Aveva settantacinque anni, quando vide la sua terra minacciata. Salì sulla galera “Capitana“, accanto alla Real di Don Giovanni d’Austria, e impugnò una balestra. Era il 1571, pochi mesi prima, nella torrida estate di Famagosta, il veneto Marc’Antonio Bragadin era stato scorticato vivo per essersi opposto alla dominazione turca ed essersi rifiutato di convertirsi all’Islam. La Serenissima, e l’Occidente tutto, erano sotto attacco: l’impero ottomano del sultano Mehmet II era potente, e pronto all’invasione. Così le forze dell’Europa  si erano unite nella Lega Santa, sotto l’egida di Papa Pio V, sperando in una solida risposta all’invasione turca. Tra i vari illustri del tempo, Machiavelli e Tasso (il quale vide la propria casa di Sorrento saccheggiata dai turchi e alcuni familiari rapiti e fatti schiavi), si esposero a favore di una battaglia decisiva.

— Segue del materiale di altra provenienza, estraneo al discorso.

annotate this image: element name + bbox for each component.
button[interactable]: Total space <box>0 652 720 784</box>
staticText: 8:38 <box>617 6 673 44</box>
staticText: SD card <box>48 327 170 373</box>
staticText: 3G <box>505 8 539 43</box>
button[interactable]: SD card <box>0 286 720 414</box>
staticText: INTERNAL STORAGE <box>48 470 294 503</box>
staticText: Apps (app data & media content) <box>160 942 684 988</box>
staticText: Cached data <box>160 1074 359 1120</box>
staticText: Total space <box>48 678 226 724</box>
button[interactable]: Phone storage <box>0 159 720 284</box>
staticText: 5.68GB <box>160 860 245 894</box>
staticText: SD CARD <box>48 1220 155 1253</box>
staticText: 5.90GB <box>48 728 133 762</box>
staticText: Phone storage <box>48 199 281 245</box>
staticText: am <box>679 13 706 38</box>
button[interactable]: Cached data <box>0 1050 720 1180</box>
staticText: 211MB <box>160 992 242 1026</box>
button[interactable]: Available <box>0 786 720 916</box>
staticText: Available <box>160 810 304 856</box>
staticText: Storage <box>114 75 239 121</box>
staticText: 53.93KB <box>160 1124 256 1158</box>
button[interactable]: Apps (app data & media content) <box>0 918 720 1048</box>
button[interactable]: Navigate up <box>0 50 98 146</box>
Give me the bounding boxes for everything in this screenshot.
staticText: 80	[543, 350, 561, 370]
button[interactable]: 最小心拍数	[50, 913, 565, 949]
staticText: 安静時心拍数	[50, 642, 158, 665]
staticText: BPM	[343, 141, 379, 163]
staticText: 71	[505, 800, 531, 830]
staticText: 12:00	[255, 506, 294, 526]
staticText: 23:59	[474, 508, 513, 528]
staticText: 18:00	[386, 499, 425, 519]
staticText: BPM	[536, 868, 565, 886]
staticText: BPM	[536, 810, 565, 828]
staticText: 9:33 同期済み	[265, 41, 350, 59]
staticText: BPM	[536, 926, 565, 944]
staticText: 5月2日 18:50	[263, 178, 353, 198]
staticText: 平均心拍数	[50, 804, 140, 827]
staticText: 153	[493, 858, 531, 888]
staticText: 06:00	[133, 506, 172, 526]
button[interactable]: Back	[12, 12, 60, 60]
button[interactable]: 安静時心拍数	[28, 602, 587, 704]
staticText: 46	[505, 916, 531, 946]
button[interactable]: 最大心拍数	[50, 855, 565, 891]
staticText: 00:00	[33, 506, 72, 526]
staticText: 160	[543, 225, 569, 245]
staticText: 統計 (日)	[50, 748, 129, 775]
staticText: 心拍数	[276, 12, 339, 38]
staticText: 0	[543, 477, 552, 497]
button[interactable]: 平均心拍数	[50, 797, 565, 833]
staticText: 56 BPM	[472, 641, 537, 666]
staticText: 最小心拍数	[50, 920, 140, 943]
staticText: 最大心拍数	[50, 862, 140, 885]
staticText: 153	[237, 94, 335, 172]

Tra gli altri combattenti, Sebastiano Venier, già procuratore di San Marco, provveditore di Corfù, provveditore generale di Cipro e Capitan General da mar, salì sul ponte della sua nave, con delle pantofole, per stare più attaccato al suolo anche a causa dei suoi calli, ed impugnò una balestra. A un servo chiese solo di ricaricargliela ogni volta, poichè l’avanzata età non glielo permetteva. In compenso, grazie alla sua ottima mira, falciò numerosi nemici. Una freccia gli si conficcò nel piede, se la strappò da solo.

Al suo ritorno fu acclamato dalla folla, e nominato Doge sei anni dopo, (nonostante i dissapori con il covincitore Don Giovanni d’Austria.) Un anno dopo il dogato, però, morì. Riposa nella Basilica dei Santi Giovanni e Paolo, nel sestiere di Castello, a Venexia.